I just finished reading Boundaries For Your Soul by Kimberly Miller and Alison Cook. Chances are, since you’re human and created with a soul, you will glean help for your life when you read this book.
Questions you could ask yourself that would indicate so:
- Are there emotional parts of me that I don’t like?
- Are there emotional responses I have that I don’t understand?
- Is there something I’m burdened with that needs resolution?
- Do my prayers about these things seem unheard or useless and have left me wondering if God cares?
We’ve all had these questions. These ladies have some help for us in their work.

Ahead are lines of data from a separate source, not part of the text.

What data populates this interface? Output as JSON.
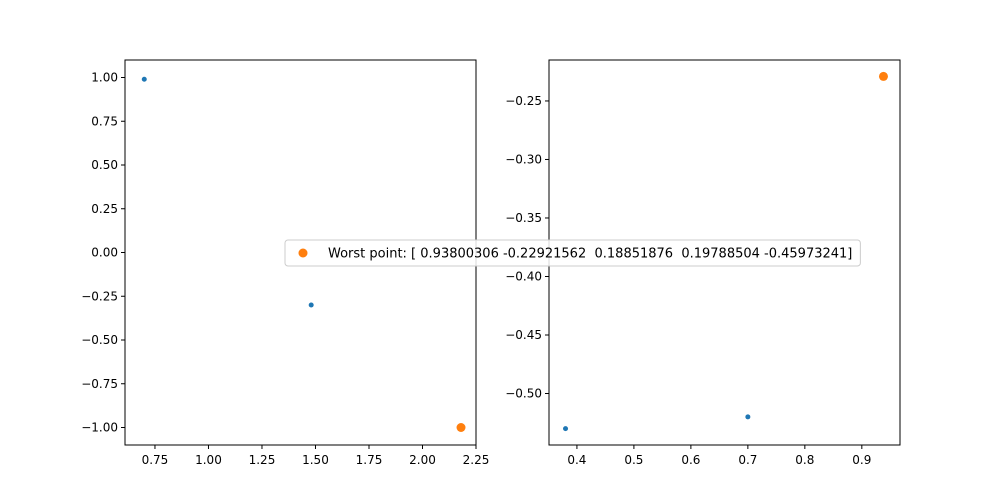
{
  "chart_data": [
    {
      "type": "scatter",
      "title": "",
      "xlabel": "",
      "ylabel": "",
      "xlim": [
        0.61,
        2.25
      ],
      "ylim": [
        -1.1,
        1.1
      ],
      "xticks": [
        0.75,
        1.0,
        1.25,
        1.5,
        1.75,
        2.0,
        2.25
      ],
      "xtick_labels": [
        "0.75",
        "1.00",
        "1.25",
        "1.50",
        "1.75",
        "2.00",
        "2.25"
      ],
      "yticks": [
        -1.0,
        -0.75,
        -0.5,
        -0.25,
        0.0,
        0.25,
        0.5,
        0.75,
        1.0
      ],
      "ytick_labels": [
        "−1.00",
        "−0.75",
        "−0.50",
        "−0.25",
        "0.00",
        "0.25",
        "0.50",
        "0.75",
        "1.00"
      ],
      "series": [
        {
          "color": "#1f77b4",
          "marker_size": "small",
          "x": [
            0.7,
            1.48
          ],
          "y": [
            0.99,
            -0.3
          ]
        },
        {
          "color": "#ff7f0e",
          "marker_size": "large",
          "x": [
            2.18
          ],
          "y": [
            -1.0
          ]
        }
      ]
    },
    {
      "type": "scatter",
      "title": "",
      "xlabel": "",
      "ylabel": "",
      "xlim": [
        0.351,
        0.967
      ],
      "ylim": [
        -0.544,
        -0.215
      ],
      "xticks": [
        0.4,
        0.5,
        0.6,
        0.7,
        0.8,
        0.9
      ],
      "xtick_labels": [
        "0.4",
        "0.5",
        "0.6",
        "0.7",
        "0.8",
        "0.9"
      ],
      "yticks": [
        -0.5,
        -0.45,
        -0.4,
        -0.35,
        -0.3,
        -0.25
      ],
      "ytick_labels": [
        "−0.50",
        "−0.45",
        "−0.40",
        "−0.35",
        "−0.30",
        "−0.25"
      ],
      "series": [
        {
          "color": "#1f77b4",
          "marker_size": "small",
          "x": [
            0.38,
            0.7
          ],
          "y": [
            -0.53,
            -0.52
          ]
        },
        {
          "color": "#ff7f0e",
          "marker_size": "large",
          "x": [
            0.938
          ],
          "y": [
            -0.229
          ]
        }
      ]
    }
  ],
  "legend": {
    "placement": "center",
    "marker_color": "#ff7f0e",
    "label": "Worst point: [ 0.93800306 -0.22921562  0.18851876  0.19788504 -0.45973241]"
  }
}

An example from the last chapter entitled “Boundaries With Challenging Parts of Others” involves some insight based on brain science. They discuss the difference between the “thinking” brain and the “emotional” brain. In their discussion they show how important it is to know the difference and to achieve the balance possible when both brains work together. The quote I found intriguing was actually from another Christian psychiatrist’s, Curt Thompson, book Anatomy of the Soul.
We are more interested in knowing right from wrong (a dominantly left-brain hemisphere function used to cope with fear and shame) than knowing God, which requires the integration of all parts of the brain. Our quest to be “right” – a cognitive activity – can actually keep us from deep connection and a holistic knowledge of God and others.
Oh, how many Christians need to be done with the “right” quest, including me.
See what I mean now? Get your hands on this book and see what other insights await you.